Lawrence school board approves elimination of some high school courses, addition of others

photo by: USD 497

The Lawrence school board meets at district offices on Nov. 28, 2022.

The Lawrence school board has approved various course additions and eliminations for the district’s high school students.

As part of its meeting Monday, the Lawrence school board voted 7-0 to approve 16 high school course eliminations, 19 course additions, and eight course changes. Chief Academic Officer Patrick Kelly said most of the eliminated courses were being replaced with similar courses, but that some Career and Technical Education course offerings, or “pathways,” were being eliminated entirely.

“Quite honestly with some of the staffing reductions that we’ve had, we needed to look at some pathways going away,” Kelly said.

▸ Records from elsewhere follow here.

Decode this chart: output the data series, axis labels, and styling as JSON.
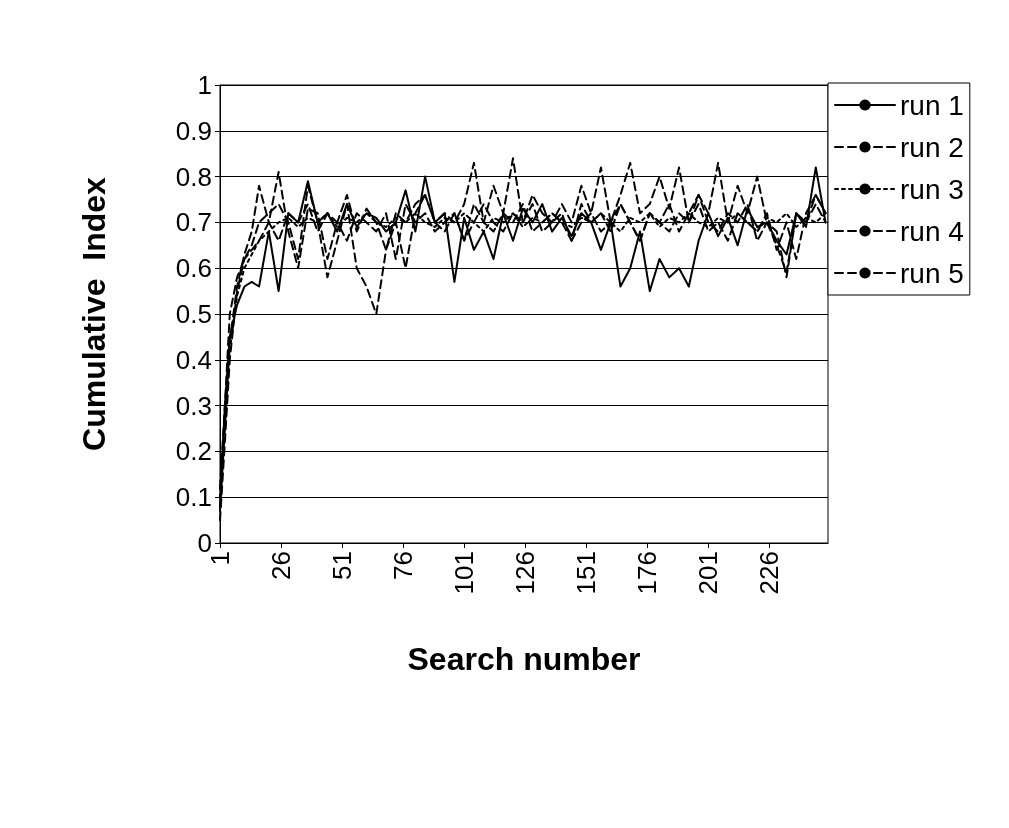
{
  "chart_data": {
    "type": "line",
    "xlabel": "Search number",
    "ylabel": "Cumulative  Index",
    "x": [
      1,
      3,
      5,
      8,
      11,
      14,
      17,
      21,
      25,
      29,
      33,
      37,
      41,
      45,
      49,
      53,
      57,
      61,
      65,
      69,
      73,
      77,
      81,
      85,
      89,
      93,
      97,
      101,
      105,
      109,
      113,
      117,
      121,
      125,
      129,
      133,
      137,
      141,
      145,
      149,
      153,
      157,
      161,
      165,
      169,
      173,
      177,
      181,
      185,
      189,
      193,
      197,
      201,
      205,
      209,
      213,
      217,
      221,
      225,
      229,
      233,
      237,
      241,
      245,
      249
    ],
    "xlim": [
      1,
      250
    ],
    "xticks": [
      1,
      26,
      51,
      76,
      101,
      126,
      151,
      176,
      201,
      226
    ],
    "ylim": [
      0,
      1
    ],
    "yticks": [
      0,
      0.1,
      0.2,
      0.3,
      0.4,
      0.5,
      0.6,
      0.7,
      0.8,
      0.9,
      1
    ],
    "grid": "y",
    "legend": "top right",
    "marker": "none",
    "series": [
      {
        "name": "run 1",
        "color": "#000000",
        "line_style": "solid",
        "values": [
          0.08,
          0.3,
          0.45,
          0.52,
          0.56,
          0.57,
          0.56,
          0.68,
          0.55,
          0.72,
          0.7,
          0.79,
          0.7,
          0.72,
          0.68,
          0.74,
          0.69,
          0.72,
          0.71,
          0.68,
          0.7,
          0.77,
          0.68,
          0.8,
          0.7,
          0.72,
          0.57,
          0.71,
          0.64,
          0.68,
          0.62,
          0.72,
          0.66,
          0.73,
          0.7,
          0.74,
          0.68,
          0.71,
          0.67,
          0.72,
          0.7,
          0.64,
          0.7,
          0.56,
          0.6,
          0.68,
          0.55,
          0.62,
          0.58,
          0.6,
          0.56,
          0.66,
          0.72,
          0.67,
          0.71,
          0.65,
          0.73,
          0.69,
          0.7,
          0.66,
          0.63,
          0.72,
          0.69,
          0.82,
          0.7
        ]
      },
      {
        "name": "run 2",
        "color": "#000000",
        "line_style": "dashed",
        "values": [
          0.05,
          0.22,
          0.4,
          0.55,
          0.62,
          0.64,
          0.66,
          0.7,
          0.81,
          0.68,
          0.6,
          0.73,
          0.72,
          0.62,
          0.7,
          0.76,
          0.68,
          0.73,
          0.7,
          0.64,
          0.72,
          0.7,
          0.74,
          0.76,
          0.7,
          0.72,
          0.7,
          0.74,
          0.83,
          0.7,
          0.78,
          0.72,
          0.84,
          0.7,
          0.76,
          0.72,
          0.7,
          0.74,
          0.7,
          0.78,
          0.72,
          0.82,
          0.7,
          0.76,
          0.83,
          0.72,
          0.74,
          0.8,
          0.73,
          0.82,
          0.7,
          0.76,
          0.72,
          0.83,
          0.7,
          0.78,
          0.72,
          0.8,
          0.7,
          0.65,
          0.59,
          0.72,
          0.7,
          0.76,
          0.72
        ]
      },
      {
        "name": "run 3",
        "color": "#000000",
        "line_style": "dotted",
        "values": [
          0.1,
          0.28,
          0.42,
          0.54,
          0.6,
          0.63,
          0.66,
          0.68,
          0.7,
          0.71,
          0.69,
          0.71,
          0.7,
          0.72,
          0.69,
          0.71,
          0.7,
          0.72,
          0.7,
          0.69,
          0.71,
          0.7,
          0.72,
          0.7,
          0.69,
          0.71,
          0.7,
          0.72,
          0.7,
          0.68,
          0.71,
          0.7,
          0.72,
          0.69,
          0.71,
          0.7,
          0.72,
          0.7,
          0.69,
          0.71,
          0.7,
          0.72,
          0.7,
          0.68,
          0.71,
          0.7,
          0.72,
          0.69,
          0.71,
          0.7,
          0.72,
          0.7,
          0.69,
          0.71,
          0.7,
          0.72,
          0.7,
          0.68,
          0.71,
          0.7,
          0.72,
          0.69,
          0.71,
          0.7,
          0.72
        ]
      },
      {
        "name": "run 4",
        "color": "#000000",
        "line_style": "dashed",
        "values": [
          0.12,
          0.3,
          0.5,
          0.58,
          0.62,
          0.65,
          0.7,
          0.72,
          0.74,
          0.7,
          0.62,
          0.78,
          0.7,
          0.58,
          0.66,
          0.74,
          0.6,
          0.56,
          0.5,
          0.64,
          0.7,
          0.6,
          0.72,
          0.76,
          0.7,
          0.68,
          0.72,
          0.66,
          0.74,
          0.7,
          0.68,
          0.72,
          0.7,
          0.74,
          0.68,
          0.7,
          0.72,
          0.7,
          0.66,
          0.74,
          0.7,
          0.72,
          0.68,
          0.74,
          0.7,
          0.66,
          0.72,
          0.7,
          0.74,
          0.68,
          0.72,
          0.76,
          0.7,
          0.68,
          0.72,
          0.7,
          0.74,
          0.66,
          0.7,
          0.68,
          0.58,
          0.72,
          0.7,
          0.74,
          0.7
        ]
      },
      {
        "name": "run 5",
        "color": "#000000",
        "line_style": "dashed",
        "values": [
          0.07,
          0.25,
          0.44,
          0.56,
          0.63,
          0.68,
          0.78,
          0.7,
          0.66,
          0.72,
          0.7,
          0.74,
          0.68,
          0.72,
          0.7,
          0.66,
          0.72,
          0.7,
          0.68,
          0.72,
          0.62,
          0.74,
          0.7,
          0.72,
          0.68,
          0.7,
          0.72,
          0.66,
          0.7,
          0.74,
          0.7,
          0.68,
          0.72,
          0.7,
          0.74,
          0.68,
          0.7,
          0.72,
          0.66,
          0.7,
          0.72,
          0.68,
          0.7,
          0.74,
          0.7,
          0.66,
          0.72,
          0.7,
          0.68,
          0.72,
          0.7,
          0.74,
          0.68,
          0.7,
          0.66,
          0.72,
          0.7,
          0.68,
          0.72,
          0.64,
          0.7,
          0.62,
          0.72,
          0.76,
          0.72
        ]
      }
    ]
  }
}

The district eliminated about 75 teaching positions as part of $6.4 million in budget cuts ahead of this school year. Kelly said the two course pathways that will be eliminated are in the subject areas of law and public service, and government and public administration.

Some course changes include offering several classes, including ceramics, photography and drawing, to ninth grade students, and offering portfolio studio drawing and painting to 10th grade students. One course offering that is entirely new is beginning orchestra. Kelly said the board’s action meant that the new courses would be in the course book, but that doesn’t necessarily mean the district will teach the course, as that depends on the number of course requests and staffing.

“Just because we approve a new course doesn’t mean we offer the course,” Kelly said. “It’s in the handbook, students can make the course request, but then principals take all those course requests, and looking at staffing, looking at teacher licensure, looking at facilities, they have to make some sometimes very tough choices.”

Other additions include several work-based learning courses. Those include work-based learning in the field of computer programming, information technology, transportation, construction and design, engineering, finance, culinary, manufacturing and biomedical. Kelly said those changes were based on new graduation requirements that allow students to do work-based learning, and the district would help coordinate those opportunities for students interested in those areas of study.

Under board policy, the board must approve all course additions, eliminations, or major alterations to a course of study. Kelly said the plan is to have the new course book completed by Jan. 1, so students could begin looking at course offerings for next school year at that time.

As part of the meeting, district administrators also went over a schedule for when the district plans to purchase and adopt new curriculum for various subjects at the elementary, middle school and high school levels. Some of those purchases will be happening more slowly than previously discussed due to staffing and funding levels, and Kelly said administrators discussed those decisions carefully given budget constraints.

“It’s always our hope to give the number one thing that our teachers are asking for, but sometimes we just don’t have the resources to do that,” Kelly said. “And so we are often asking them give us priority one, two and three.”

School Board Vice President Paula Vann asked about the status of the ongoing effort to create Indigenous curriculum for the school district. To better support the effort, Kelly said the district is working on finding funding sources to pay those working to create the curriculum. School board member Carole Cadue-Blackwood added that the group was in the process of applying for grants to help fund the work.

photo by: USD 497

School Board Vice President Paula Vann, School Board Past President Erica Hill, and school board member Carole Cadue-Blackwood are pictured on Nov. 28, 2022, as the board discusses changes to district courses and curriculum.